Mme [K] est sous sauvegarde de justice, Mme [I] étant désignée mandatairespéciale, chargée de la protection de sa personne.
Par requête du 11 avril 2022, le directeur de l'établissement a régulièrement saisi le juge des libertés et de la détention d'Evry aux fins de poursuite de la mesure.

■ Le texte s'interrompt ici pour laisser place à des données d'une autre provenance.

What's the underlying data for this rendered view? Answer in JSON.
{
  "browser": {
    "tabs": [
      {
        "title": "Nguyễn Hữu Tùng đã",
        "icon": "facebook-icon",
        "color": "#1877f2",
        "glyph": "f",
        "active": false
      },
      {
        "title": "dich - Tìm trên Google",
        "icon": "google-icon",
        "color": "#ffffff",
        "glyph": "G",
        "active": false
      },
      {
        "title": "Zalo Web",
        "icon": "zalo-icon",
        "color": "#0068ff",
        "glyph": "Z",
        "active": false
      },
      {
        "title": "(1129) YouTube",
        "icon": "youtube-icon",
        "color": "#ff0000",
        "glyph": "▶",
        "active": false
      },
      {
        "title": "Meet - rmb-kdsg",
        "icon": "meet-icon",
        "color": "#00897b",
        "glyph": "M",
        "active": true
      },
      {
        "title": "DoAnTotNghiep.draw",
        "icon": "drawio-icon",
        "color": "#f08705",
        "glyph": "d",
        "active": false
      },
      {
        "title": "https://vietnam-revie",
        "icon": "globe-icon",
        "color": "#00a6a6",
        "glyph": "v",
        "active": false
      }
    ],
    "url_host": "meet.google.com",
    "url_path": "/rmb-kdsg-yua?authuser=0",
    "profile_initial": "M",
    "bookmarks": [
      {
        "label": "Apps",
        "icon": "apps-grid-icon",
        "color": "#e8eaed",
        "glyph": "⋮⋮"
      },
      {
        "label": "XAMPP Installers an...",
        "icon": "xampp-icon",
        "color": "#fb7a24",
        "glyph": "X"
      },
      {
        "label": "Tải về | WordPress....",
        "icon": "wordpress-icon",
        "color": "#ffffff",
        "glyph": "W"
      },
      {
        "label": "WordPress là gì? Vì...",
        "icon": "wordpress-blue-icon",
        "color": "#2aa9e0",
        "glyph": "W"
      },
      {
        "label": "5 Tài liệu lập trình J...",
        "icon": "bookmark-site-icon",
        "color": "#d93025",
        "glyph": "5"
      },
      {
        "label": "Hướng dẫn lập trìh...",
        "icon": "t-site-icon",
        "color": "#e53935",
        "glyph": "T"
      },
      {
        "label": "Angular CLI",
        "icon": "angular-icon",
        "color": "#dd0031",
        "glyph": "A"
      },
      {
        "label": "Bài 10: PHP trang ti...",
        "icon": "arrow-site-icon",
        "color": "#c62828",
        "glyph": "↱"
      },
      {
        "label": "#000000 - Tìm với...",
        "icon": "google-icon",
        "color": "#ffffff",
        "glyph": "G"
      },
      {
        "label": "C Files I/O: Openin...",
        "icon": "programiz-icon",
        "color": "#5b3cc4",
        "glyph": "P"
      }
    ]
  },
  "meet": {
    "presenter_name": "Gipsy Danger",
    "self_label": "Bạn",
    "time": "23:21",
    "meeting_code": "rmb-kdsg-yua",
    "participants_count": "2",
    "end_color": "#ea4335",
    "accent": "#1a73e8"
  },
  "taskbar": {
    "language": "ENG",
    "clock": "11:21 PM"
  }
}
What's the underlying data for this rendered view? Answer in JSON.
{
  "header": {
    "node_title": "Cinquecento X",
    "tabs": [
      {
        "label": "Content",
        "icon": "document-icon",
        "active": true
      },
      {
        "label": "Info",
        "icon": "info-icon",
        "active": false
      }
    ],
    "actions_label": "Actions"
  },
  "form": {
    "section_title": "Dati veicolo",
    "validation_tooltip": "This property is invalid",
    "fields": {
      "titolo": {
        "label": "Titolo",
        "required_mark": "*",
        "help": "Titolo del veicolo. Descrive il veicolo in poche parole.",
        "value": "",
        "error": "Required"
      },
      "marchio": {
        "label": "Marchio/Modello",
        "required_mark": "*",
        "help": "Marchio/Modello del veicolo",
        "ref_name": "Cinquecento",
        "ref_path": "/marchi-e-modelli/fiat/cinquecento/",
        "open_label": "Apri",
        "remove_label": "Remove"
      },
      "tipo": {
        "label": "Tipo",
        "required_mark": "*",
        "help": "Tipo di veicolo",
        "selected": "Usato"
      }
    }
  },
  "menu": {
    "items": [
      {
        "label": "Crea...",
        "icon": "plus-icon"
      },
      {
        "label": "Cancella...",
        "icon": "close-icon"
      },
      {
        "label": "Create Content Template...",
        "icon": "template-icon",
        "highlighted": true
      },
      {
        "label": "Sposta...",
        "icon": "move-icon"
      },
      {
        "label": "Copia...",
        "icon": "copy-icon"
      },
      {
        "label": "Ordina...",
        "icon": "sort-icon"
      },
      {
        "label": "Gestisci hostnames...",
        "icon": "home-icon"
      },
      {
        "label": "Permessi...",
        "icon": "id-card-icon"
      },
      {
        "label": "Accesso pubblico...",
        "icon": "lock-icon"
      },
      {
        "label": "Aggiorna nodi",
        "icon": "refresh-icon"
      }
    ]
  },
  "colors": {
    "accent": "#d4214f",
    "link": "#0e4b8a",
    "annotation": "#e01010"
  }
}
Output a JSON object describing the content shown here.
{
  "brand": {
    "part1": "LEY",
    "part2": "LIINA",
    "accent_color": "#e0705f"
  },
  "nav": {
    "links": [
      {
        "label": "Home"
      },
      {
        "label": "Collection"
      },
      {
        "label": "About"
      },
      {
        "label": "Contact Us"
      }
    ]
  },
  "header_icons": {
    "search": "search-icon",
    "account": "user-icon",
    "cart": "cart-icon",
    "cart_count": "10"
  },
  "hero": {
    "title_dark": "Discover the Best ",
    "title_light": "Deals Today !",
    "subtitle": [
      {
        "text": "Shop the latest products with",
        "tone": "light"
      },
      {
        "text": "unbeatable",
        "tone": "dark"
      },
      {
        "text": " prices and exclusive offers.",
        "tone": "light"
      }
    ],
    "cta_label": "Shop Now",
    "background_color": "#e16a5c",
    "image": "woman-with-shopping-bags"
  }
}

Par ordonnance du 13 avril 2022, le juge des libertés et de la détention d'Evry a ordonné la mainlevée de la mesure, estimant en substance que Mme [Z] [K] se montrait lucide et que sa situation relevait davantage d'une problématique sociale.
L'ordonnance a été notifiée à Mme [K] le 14 avril 2022.
Par déclaration reçue le 20 avril 2022, Mme [I], mandataire spéciale, a interjeté appel de la dite ordonnance.
Les parties ainsi que le directeur de l'établissement ont été convoqués à l'audience du 25 avril 2022.
L'audience s'est tenue au siège de la juridiction, en chambre du conseil selon le souhait de Mme [K].
Mme [M] [P] poursuit l'infirmation de la décision; elle a été entendue en ses observations et son conseil a été entendu et a déposé des conclusions écrites reçues le 24 avril 2022, auxquelles il convient de se référer.
En substance, elle demande de constater la nullité de l'ordonnance entreprise car elle n'a été ni informée ni convoquée à l'audience du juge des libertés de la détention , et le maintien de Mme [K] sous le régime de l'hospitalisation sous contrainte, ainsi que la condamnation de l'État au paiement d'une somme de 1500 euros sur le fondement de l'article 700 du code de procédure civile.
Mme [K] a été entendue et précise qu'il est inexact de dire qu'elle n'a pas d'eau à son domicile alors qu'elle n'a pas d'eau chaude ; elle s'inquiète de ces chats restés seuls chez elle pendant son hospitalisation mais qu'elle a quand même pu aller voir récemment; elle expose qu'aucun soin ne lui a été proposé dans le cadre de l'hospitalisation.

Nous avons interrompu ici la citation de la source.